In October 2016, the World Federation of Hemophilia (WFH) hosted its first workshop on data collection in Johannesburg, South Africa. The “Collection and Use of Data in Bleeding Disorders” workshop highlighted the value and importance of data collection and provided attendees with guidance on how to use data to better advocate for the care of people with inherited bleeding disorders. The workshop also showed attendees how collaboration can help enhance global data collection, and ultimately, support the bleeding disorders community worldwide.
The workshop program was based on four newly designed modules that were developed and reviewed by members of the WFH Data & Demographics Committee. Jamie O’Hara—an expert facilitator in the field of health economics—was invited to lead the sections on data-driven decisions, health economics, policy, and health technology assessments.

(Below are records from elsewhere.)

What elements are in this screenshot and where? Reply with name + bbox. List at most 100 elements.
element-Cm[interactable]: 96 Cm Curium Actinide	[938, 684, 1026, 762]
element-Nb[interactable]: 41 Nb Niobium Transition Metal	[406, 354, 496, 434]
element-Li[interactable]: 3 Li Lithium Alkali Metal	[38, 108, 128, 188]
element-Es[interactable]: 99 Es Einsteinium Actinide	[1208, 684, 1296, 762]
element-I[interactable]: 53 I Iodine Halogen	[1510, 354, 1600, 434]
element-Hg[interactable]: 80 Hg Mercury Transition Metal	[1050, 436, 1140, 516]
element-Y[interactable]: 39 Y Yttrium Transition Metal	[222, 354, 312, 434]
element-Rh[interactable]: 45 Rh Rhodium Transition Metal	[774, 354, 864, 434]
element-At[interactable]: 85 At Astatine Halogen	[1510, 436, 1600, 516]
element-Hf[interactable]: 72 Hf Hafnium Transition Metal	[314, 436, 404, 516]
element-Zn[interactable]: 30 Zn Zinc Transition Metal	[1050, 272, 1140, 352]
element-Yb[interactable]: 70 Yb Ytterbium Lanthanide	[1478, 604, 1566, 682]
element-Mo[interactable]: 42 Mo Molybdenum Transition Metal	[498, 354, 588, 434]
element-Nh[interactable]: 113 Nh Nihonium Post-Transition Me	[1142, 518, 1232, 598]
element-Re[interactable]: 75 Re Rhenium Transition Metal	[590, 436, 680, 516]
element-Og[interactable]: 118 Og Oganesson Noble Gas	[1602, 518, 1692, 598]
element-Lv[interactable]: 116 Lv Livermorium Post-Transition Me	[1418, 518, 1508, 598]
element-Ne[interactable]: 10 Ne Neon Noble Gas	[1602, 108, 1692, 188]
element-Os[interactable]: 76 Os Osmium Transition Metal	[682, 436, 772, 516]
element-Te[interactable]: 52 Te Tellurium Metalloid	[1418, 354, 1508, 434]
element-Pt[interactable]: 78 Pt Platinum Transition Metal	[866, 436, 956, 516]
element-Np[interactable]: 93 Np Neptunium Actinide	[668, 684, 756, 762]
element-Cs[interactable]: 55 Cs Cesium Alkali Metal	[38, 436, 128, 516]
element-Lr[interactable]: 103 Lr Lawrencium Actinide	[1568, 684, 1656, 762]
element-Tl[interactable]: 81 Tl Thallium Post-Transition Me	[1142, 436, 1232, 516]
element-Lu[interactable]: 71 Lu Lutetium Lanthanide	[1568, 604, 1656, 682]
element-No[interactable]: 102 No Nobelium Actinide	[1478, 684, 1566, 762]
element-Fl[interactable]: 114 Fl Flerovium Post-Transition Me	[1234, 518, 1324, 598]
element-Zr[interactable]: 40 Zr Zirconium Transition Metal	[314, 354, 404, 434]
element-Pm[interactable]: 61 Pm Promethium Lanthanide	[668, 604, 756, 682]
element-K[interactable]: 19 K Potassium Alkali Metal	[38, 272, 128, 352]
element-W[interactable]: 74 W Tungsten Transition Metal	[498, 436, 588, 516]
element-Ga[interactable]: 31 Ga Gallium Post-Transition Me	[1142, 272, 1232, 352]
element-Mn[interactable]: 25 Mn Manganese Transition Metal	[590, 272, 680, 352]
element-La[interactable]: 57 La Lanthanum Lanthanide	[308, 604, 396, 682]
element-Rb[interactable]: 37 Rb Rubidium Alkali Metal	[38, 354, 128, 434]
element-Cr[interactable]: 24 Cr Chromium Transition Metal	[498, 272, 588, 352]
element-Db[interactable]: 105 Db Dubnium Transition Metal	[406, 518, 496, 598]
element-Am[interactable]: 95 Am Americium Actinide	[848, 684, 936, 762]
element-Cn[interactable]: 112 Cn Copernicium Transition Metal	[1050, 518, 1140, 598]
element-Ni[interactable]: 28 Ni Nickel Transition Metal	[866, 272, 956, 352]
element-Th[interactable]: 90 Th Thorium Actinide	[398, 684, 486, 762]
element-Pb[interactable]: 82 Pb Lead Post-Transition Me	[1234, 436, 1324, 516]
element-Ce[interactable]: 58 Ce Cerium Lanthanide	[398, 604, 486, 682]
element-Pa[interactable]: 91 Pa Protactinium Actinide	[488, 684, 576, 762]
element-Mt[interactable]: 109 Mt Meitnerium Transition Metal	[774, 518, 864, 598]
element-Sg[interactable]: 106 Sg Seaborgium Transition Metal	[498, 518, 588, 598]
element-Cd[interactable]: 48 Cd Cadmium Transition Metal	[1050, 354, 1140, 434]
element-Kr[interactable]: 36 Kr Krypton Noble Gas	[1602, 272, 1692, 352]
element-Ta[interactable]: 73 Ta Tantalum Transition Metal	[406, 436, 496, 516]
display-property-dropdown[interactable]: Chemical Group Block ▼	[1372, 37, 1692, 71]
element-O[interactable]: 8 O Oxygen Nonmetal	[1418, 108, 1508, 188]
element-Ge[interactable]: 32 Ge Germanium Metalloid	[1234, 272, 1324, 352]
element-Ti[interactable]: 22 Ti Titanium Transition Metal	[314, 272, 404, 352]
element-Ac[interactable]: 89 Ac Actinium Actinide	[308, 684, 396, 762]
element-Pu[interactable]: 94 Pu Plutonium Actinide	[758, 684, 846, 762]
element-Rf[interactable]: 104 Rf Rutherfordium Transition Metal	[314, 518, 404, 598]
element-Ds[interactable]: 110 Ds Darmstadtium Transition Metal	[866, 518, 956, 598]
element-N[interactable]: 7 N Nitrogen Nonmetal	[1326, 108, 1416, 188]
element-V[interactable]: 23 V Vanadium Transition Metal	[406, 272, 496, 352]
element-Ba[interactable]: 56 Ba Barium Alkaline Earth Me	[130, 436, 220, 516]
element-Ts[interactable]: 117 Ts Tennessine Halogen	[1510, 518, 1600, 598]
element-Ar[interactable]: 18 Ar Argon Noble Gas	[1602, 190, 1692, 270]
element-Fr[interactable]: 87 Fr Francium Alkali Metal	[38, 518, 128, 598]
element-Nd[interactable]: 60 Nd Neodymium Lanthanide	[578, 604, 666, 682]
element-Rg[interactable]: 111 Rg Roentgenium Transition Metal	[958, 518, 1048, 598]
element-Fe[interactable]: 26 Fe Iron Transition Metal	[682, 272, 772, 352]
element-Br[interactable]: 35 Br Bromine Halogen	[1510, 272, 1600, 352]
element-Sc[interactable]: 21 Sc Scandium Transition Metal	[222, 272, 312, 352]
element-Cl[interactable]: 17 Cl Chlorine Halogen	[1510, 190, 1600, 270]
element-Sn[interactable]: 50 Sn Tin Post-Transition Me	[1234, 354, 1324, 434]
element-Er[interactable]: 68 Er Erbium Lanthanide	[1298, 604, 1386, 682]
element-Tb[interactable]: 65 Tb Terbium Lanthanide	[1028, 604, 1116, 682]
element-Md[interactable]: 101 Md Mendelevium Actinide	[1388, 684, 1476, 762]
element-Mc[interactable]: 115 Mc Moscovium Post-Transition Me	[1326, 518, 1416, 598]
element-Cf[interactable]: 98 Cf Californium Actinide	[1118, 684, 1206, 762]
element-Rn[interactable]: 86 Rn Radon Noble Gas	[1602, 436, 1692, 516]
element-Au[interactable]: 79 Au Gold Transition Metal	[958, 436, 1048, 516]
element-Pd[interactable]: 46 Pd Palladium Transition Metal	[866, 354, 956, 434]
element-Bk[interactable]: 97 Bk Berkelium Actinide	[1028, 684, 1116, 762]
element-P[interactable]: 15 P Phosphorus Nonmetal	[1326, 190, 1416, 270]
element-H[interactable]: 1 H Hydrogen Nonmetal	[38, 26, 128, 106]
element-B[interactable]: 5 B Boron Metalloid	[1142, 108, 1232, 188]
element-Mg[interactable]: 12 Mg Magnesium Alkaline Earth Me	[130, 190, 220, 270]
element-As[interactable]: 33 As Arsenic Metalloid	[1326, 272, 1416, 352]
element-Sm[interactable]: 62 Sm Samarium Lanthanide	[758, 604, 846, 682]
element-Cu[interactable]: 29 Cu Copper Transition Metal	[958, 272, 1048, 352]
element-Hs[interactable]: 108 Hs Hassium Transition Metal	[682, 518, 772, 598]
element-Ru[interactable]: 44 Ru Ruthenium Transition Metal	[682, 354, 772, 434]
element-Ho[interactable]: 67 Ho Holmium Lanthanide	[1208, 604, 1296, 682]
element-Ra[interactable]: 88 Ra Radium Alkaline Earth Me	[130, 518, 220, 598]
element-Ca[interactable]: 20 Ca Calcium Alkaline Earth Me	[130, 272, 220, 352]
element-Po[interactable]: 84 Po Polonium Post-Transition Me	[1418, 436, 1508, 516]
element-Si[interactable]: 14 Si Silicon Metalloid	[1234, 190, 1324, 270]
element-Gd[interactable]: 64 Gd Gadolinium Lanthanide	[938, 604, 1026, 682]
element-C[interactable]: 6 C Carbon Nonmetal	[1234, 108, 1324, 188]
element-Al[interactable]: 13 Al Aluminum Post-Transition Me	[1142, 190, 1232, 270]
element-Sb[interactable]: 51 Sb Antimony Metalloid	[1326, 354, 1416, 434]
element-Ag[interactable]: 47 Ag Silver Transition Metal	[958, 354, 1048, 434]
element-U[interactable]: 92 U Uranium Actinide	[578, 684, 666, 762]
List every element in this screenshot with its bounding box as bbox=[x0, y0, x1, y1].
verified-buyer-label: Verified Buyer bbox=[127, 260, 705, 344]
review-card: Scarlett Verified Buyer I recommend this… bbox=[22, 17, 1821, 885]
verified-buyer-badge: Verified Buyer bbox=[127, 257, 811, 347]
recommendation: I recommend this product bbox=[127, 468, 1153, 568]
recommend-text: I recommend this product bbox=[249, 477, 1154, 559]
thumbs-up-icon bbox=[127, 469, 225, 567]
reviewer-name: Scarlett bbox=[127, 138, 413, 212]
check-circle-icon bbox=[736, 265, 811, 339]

Twenty-three representatives, from 20 sub-Saharan African national patient organizations, took part in the two-day workshop. The enthusiastic participation of the patient leaders made the workshop a resounding success. One member noted that, “I never considered the collection and keeping of data as a useful resource. But after the workshop, I have learned that it is the single most important tool that we need to achieve all the goals and visions of our NMO [WFH national member organization].”
The WFH hopes workshop participants came away from the event motivated and better equipped to handle data collection issues in their own countries.
The WFH thanks Shire for making the “Collection and Use of Data in Bleeding Disorders” workshop possible.